Transportation in Need  of Major Overhaul
Economy, Business And Markets

Transportation in Need of Major Overhaul

December 17 marks National Transportation Day, which this year takes on a special significance as the implementation of the nuclear deal between Iran and world powers draws near.
The deal is expected to pave the way for the lifting of economic sanctions, which have led to the slowdown in the development of many industries, including transportation.
Transportation sector is known to directly fuel economic growth. During 1959-2014, it averaged 6.3% of Iran’s gross domestic product. Its average share in GDP even grew to more than 7% in the last 10 years.
“Iran’s transportation indices from mid-90s to mid-2000s show that, despite considerable investments, we have not been able to develop the sector based on objectives set in the third, fourth and fifth five-year development plans,” Hamid Azarmand, economic expert and former deputy head of National Iranian Productivity Organization, was quoted as saying by the Persian weekly Tejarat-e Farda.

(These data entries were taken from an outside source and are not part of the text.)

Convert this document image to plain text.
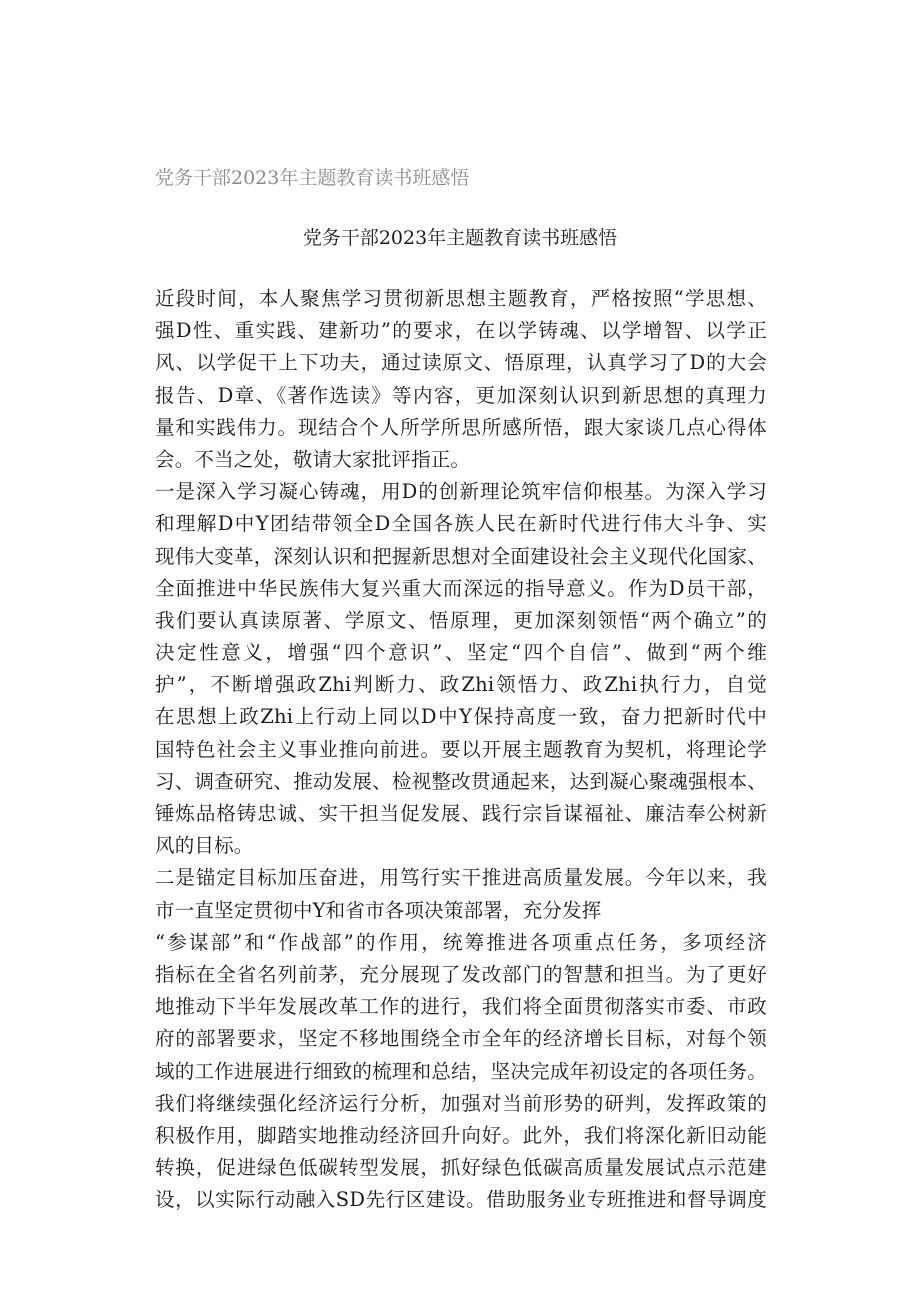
党务干部2023年主题教育读书班感悟
党务干部2023年主题教育读书班感悟
近段时间，本人聚焦学习贯彻新思想主题教育，严格按照“学思想、
强D性、重实践、建新功”的要求，在以学铸魂、以学增智、以学正
风、以学促干上下功夫，通过读原文、悟原理，认真学习了D的大会
报告、D章、《著作选读》等内容，更加深刻认识到新思想的真理力
量和实践伟力。现结合个人所学所思所感所悟，跟大家谈几点心得体
会。不当之处，敬请大家批评指正。
一是深入学习凝心铸魂，用D的创新理论筑牢信仰根基。为深入学习
和理解D中Y团结带领全D全国各族人民在新时代进行伟大斗争、实
现伟大变革，深刻认识和把握新思想对全面建设社会主义现代化国家、
全面推进中华民族伟大复兴重大而深远的指导意义。作为D员干部，
我们要认真读原著、学原文、悟原理，更加深刻领悟“两个确立”的
决定性意义，增强“四个意识”、坚定“四个自信”、做到“两个维
护”，不断增强政Zhi判断力、政Zhi领悟力、政Zhi执行力，自觉
在思想上政Zhi上行动上同以D中Y保持高度一致，奋力把新时代中
国特色社会主义事业推向前进。要以开展主题教育为契机，将理论学
习、调查研究、推动发展、检视整改贯通起来，达到凝心聚魂强根本、
锤炼品格铸忠诚、实干担当促发展、践行宗旨谋福祉、廉洁奉公树新
风的目标。
二是锚定目标加压奋进，用笃行实干推进高质量发展。今年以来，我
市一直坚定贯彻中Y和省市各项决策部署，充分发挥
“参谋部”和“作战部”的作用，统筹推进各项重点任务，多项经济
指标在全省名列前茅，充分展现了发改部门的智慧和担当。为了更好
地推动下半年发展改革工作的进行，我们将全面贯彻落实市委、市政
府的部署要求，坚定不移地围绕全市全年的经济增长目标，对每个领
域的工作进展进行细致的梳理和总结，坚决完成年初设定的各项任务。
我们将继续强化经济运行分析，加强对当前形势的研判，发挥政策的
积极作用，脚踏实地推动经济回升向好。此外，我们将深化新旧动能
转换，促进绿色低碳转型发展，抓好绿色低碳高质量发展试点示范建
设，以实际行动融入SD先行区建设。借助服务业专班推进和督导调度
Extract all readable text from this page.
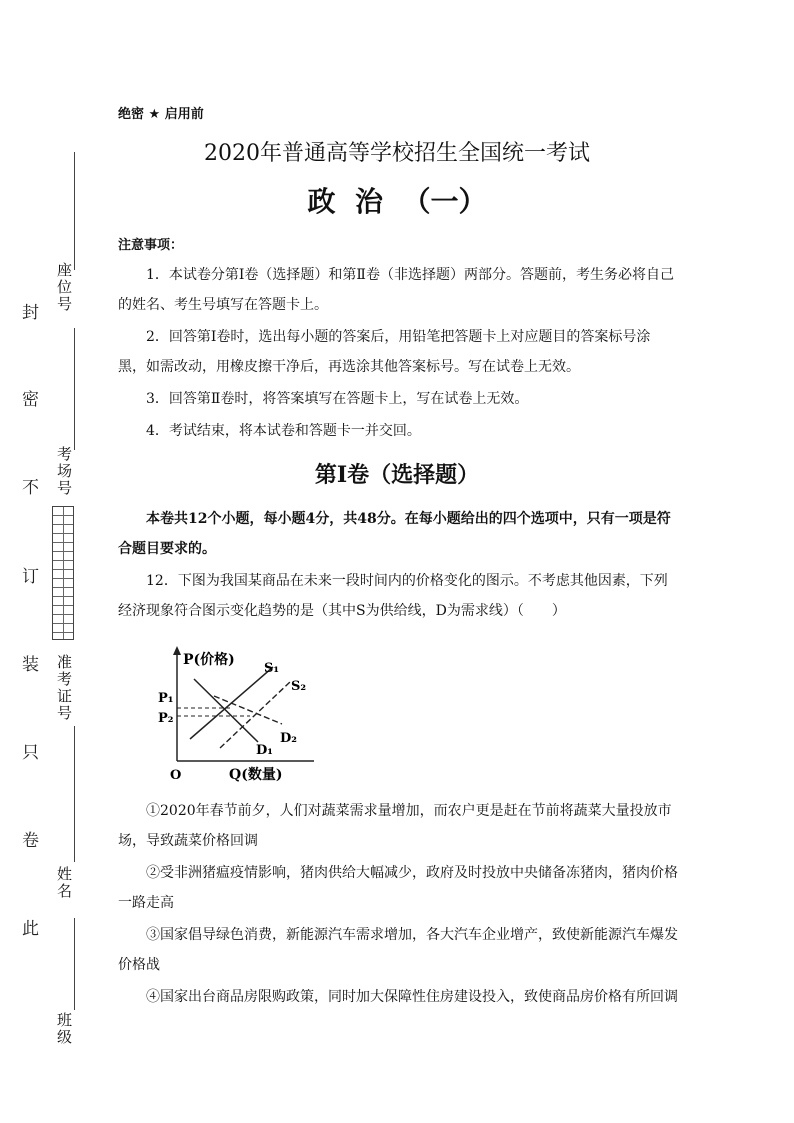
座位号
考场号
准考证号
姓名
班级
封
密
不
订
装
只
卷
此
绝密 ★ 启用前
2020年普通高等学校招生全国统一考试
政  治  （一）
注意事项：
1．本试卷分第Ⅰ卷（选择题）和第Ⅱ卷（非选择题）两部分。答题前，考生务必将自己的姓名、考生号填写在答题卡上。
2．回答第Ⅰ卷时，选出每小题的答案后，用铅笔把答题卡上对应题目的答案标号涂黑，如需改动，用橡皮擦干净后，再选涂其他答案标号。写在试卷上无效。
3．回答第Ⅱ卷时，将答案填写在答题卡上，写在试卷上无效。
4．考试结束，将本试卷和答题卡一并交回。
第Ⅰ卷（选择题）
本卷共12个小题，每小题4分，共48分。在每小题给出的四个选项中，只有一项是符合题目要求的。
12．下图为我国某商品在未来一段时间内的价格变化的图示。不考虑其他因素，下列经济现象符合图示变化趋势的是（其中S为供给线，D为需求线）（　　）
P(价格)
Q(数量)
O
P₁
P₂
S₁
S₂
D₂
D₁
①2020年春节前夕，人们对蔬菜需求量增加，而农户更是赶在节前将蔬菜大量投放市场，导致蔬菜价格回调
②受非洲猪瘟疫情影响，猪肉供给大幅减少，政府及时投放中央储备冻猪肉，猪肉价格一路走高
③国家倡导绿色消费，新能源汽车需求增加，各大汽车企业增产，致使新能源汽车爆发价格战
④国家出台商品房限购政策，同时加大保障性住房建设投入，致使商品房价格有所回调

“Figures show that the domestic transportation sector is far behind what is necessary to achieve high growth rates and that it does not meet international standards,” he said.
Azarmand believes that while Iran’s road transport infrastructures are adequate, the quality of road transport fleet is where the sector fails to reach global norms.

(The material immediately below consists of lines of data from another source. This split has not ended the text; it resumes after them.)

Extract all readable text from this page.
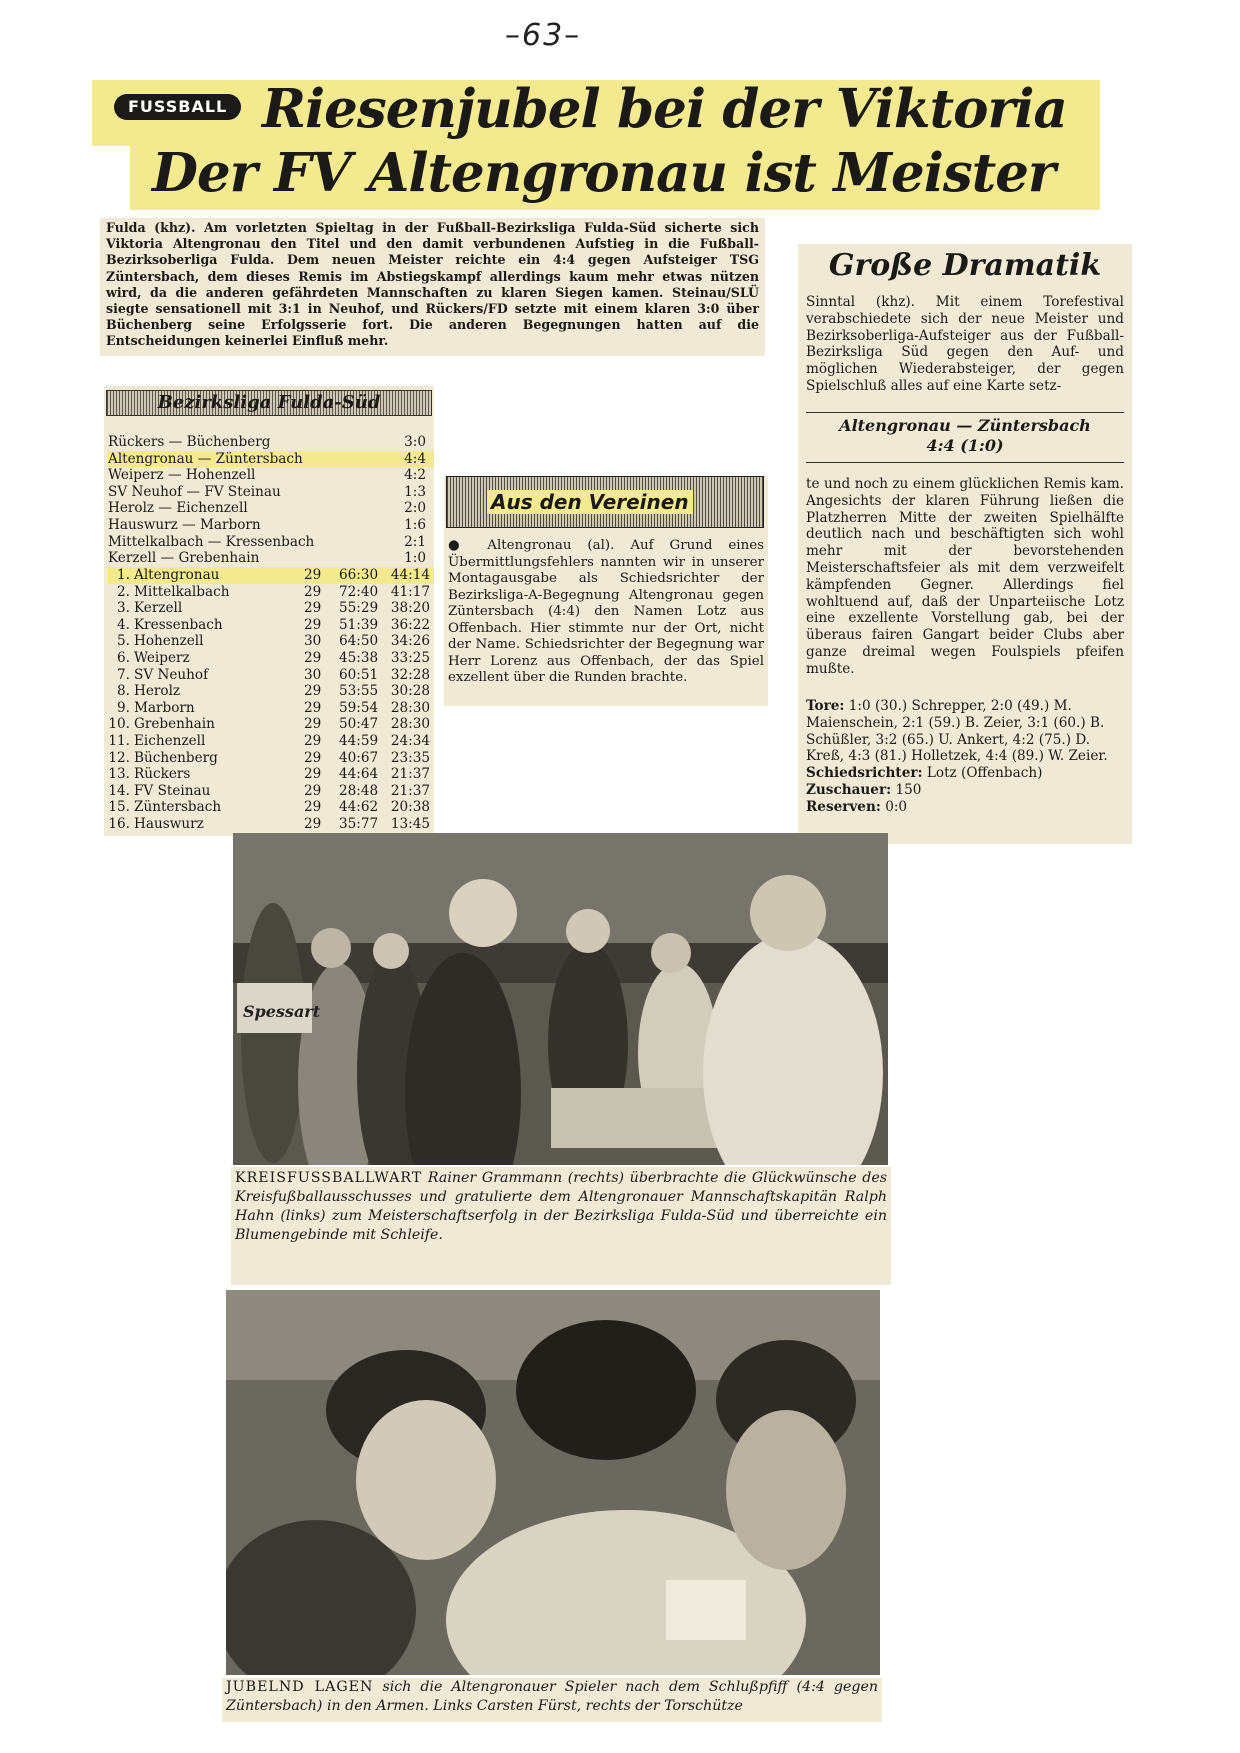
–63–
FUSSBALL Riesenjubel bei der Viktoria
Der FV Altengronau ist Meister
Fulda (khz). Am vorletzten Spieltag in der Fußball-Bezirksliga Fulda-Süd sicherte sich Viktoria Altengronau den Titel und den damit verbundenen Aufstieg in die Fußball-Bezirksoberliga Fulda. Dem neuen Meister reichte ein 4:4 gegen Aufsteiger TSG Züntersbach, dem dieses Remis im Abstiegskampf allerdings kaum mehr etwas nützen wird, da die anderen gefährdeten Mannschaften zu klaren Siegen kamen. Steinau/SLÜ siegte sensationell mit 3:1 in Neuhof, und Rückers/FD setzte mit einem klaren 3:0 über Büchenberg seine Erfolgsserie fort. Die anderen Begegnungen hatten auf die Entscheidungen keinerlei Einfluß mehr.
Bezirksliga Fulda-Süd
Rückers — Büchenberg	3:0
Altengronau — Züntersbach	4:4
Weiperz — Hohenzell	4:2
SV Neuhof — FV Steinau	1:3
Herolz — Eichenzell	2:0
Hauswurz — Marborn	1:6
Mittelkalbach — Kressenbach	2:1
Kerzell — Grebenhain	1:0
1. Altengronau	29 66:30 44:14
2. Mittelkalbach	29 72:40 41:17
3. Kerzell	29 55:29 38:20
4. Kressenbach	29 51:39 36:22
5. Hohenzell	30 64:50 34:26
6. Weiperz	29 45:38 33:25
7. SV Neuhof	30 60:51 32:28
8. Herolz	29 53:55 30:28
9. Marborn	29 59:54 28:30
10. Grebenhain	29 50:47 28:30
11. Eichenzell	29 44:59 24:34
12. Büchenberg	29 40:67 23:35
13. Rückers	29 44:64 21:37
14. FV Steinau	29 28:48 21:37
15. Züntersbach	29 44:62 20:38
16. Hauswurz	29 35:77 13:45
Aus den Vereinen
● Altengronau (al). Auf Grund eines Übermittlungsfehlers nannten wir in unserer Montagausgabe als Schiedsrichter der Bezirksliga-A-Begegnung Altengronau gegen Züntersbach (4:4) den Namen Lotz aus Offenbach. Hier stimmte nur der Ort, nicht der Name. Schiedsrichter der Begegnung war Herr Lorenz aus Offenbach, der das Spiel exzellent über die Runden brachte.
Große Dramatik
Sinntal (khz). Mit einem Torefestival verabschiedete sich der neue Meister und Bezirksoberliga-Aufsteiger aus der Fußball-Bezirksliga Süd gegen den Auf- und möglichen Wiederabsteiger, der gegen Spielschluß alles auf eine Karte setz-
Altengronau — Züntersbach
4:4 (1:0)
te und noch zu einem glücklichen Remis kam. Angesichts der klaren Führung ließen die Platzherren Mitte der zweiten Spielhälfte deutlich nach und beschäftigten sich wohl mehr mit der bevorstehenden Meisterschaftsfeier als mit dem verzweifelt kämpfenden Gegner. Allerdings fiel wohltuend auf, daß der Unparteiische Lotz eine exzellente Vorstellung gab, bei der überaus fairen Gangart beider Clubs aber ganze dreimal wegen Foulspiels pfeifen mußte.
Tore: 1:0 (30.) Schrepper, 2:0 (49.) M. Maienschein, 2:1 (59.) B. Zeier, 3:1 (60.) B. Schüßler, 3:2 (65.) U. Ankert, 4:2 (75.) D. Kreß, 4:3 (81.) Holletzek, 4:4 (89.) W. Zeier.
Schiedsrichter: Lotz (Offenbach)
Zuschauer: 150
Reserven: 0:0
Spessart
KREISFUSSBALLWART Rainer Grammann (rechts) überbrachte die Glückwünsche des Kreisfußballausschusses und gratulierte dem Altengronauer Mannschaftskapitän Ralph Hahn (links) zum Meisterschaftserfolg in der Bezirksliga Fulda-Süd und überreichte ein Blumengebinde mit Schleife.
JUBELND LAGEN sich die Altengronauer Spieler nach dem Schlußpfiff (4:4 gegen Züntersbach) in den Armen. Links Carsten Fürst, rechts der Torschütze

“One of the serious problems in road transport is the dilapidated fleet,” he said.
The average age of Iran’s public transportation fleet, according to the Ministry of Roads and Urban Development, stood at 12 years in 2009. The figure later reached 16 years in 2013.
The public freight transportation fleet has not fared any better, as its average age stood at 17 years in 2013.
The above figures account for the shocking figures of road accidents, profligate fuel consumption and alarming air pollution. But what can be done?
In a state-dominated economy like Iran’s, the first step would be to seek government support. However, amid the unprecedented fiscal crunch at present, resulting from a historic drop in the price of oil, which in turn has squeezed the government’s income to a large extent, it sounds impractical to expect the government to be able to do much in this regard.
High and inefficient fuel consumption has been blamed on the subsidies paid by the government to fuel over the past decades.
Liberalization of fuel prices, according to deputy minister of roads and urban development, Davoud Keshavarzian, could not only act as a motivation for transportation companies and truck drivers to purchase vehicles that are of better quality and meet international fuel consumption and safety standards, but it could also help draw investors to the sector.
“Due to the government’s insistence on providing drivers with cheap fuel, rail transport has fallen behind in competition with road transit handling domestic freight,” he said.
The development of rail and air transportation has been highlighted many times in the past few months by Iranian officials in their meetings with foreign trade delegations visiting Iran, following the conclusion of the nuclear deal.
The Ministry of Roads and Urban Development earlier said $80 billion worth of businesses are up for grabs in Iran’s transportation sector.

  TPOI Conference
The Trade Promotion Organization of Iran is organizing a conference on ‘Outbound Transportation: Opportunities and Challenges’ on January 3. The event is aimed at improving Iran’s global rankings in the transportation sector.
The role of the transportation in Iran’s foreign trade, investment in the development of outbound transportation, domestic companies’ capabilities in the sector, measures to cut trade logistic costs, performance of ports, airports and container export terminals, and the role of insurance companies in the development of outbound transportation are the topics to be discussed in the 1-day conference, IRNA reported.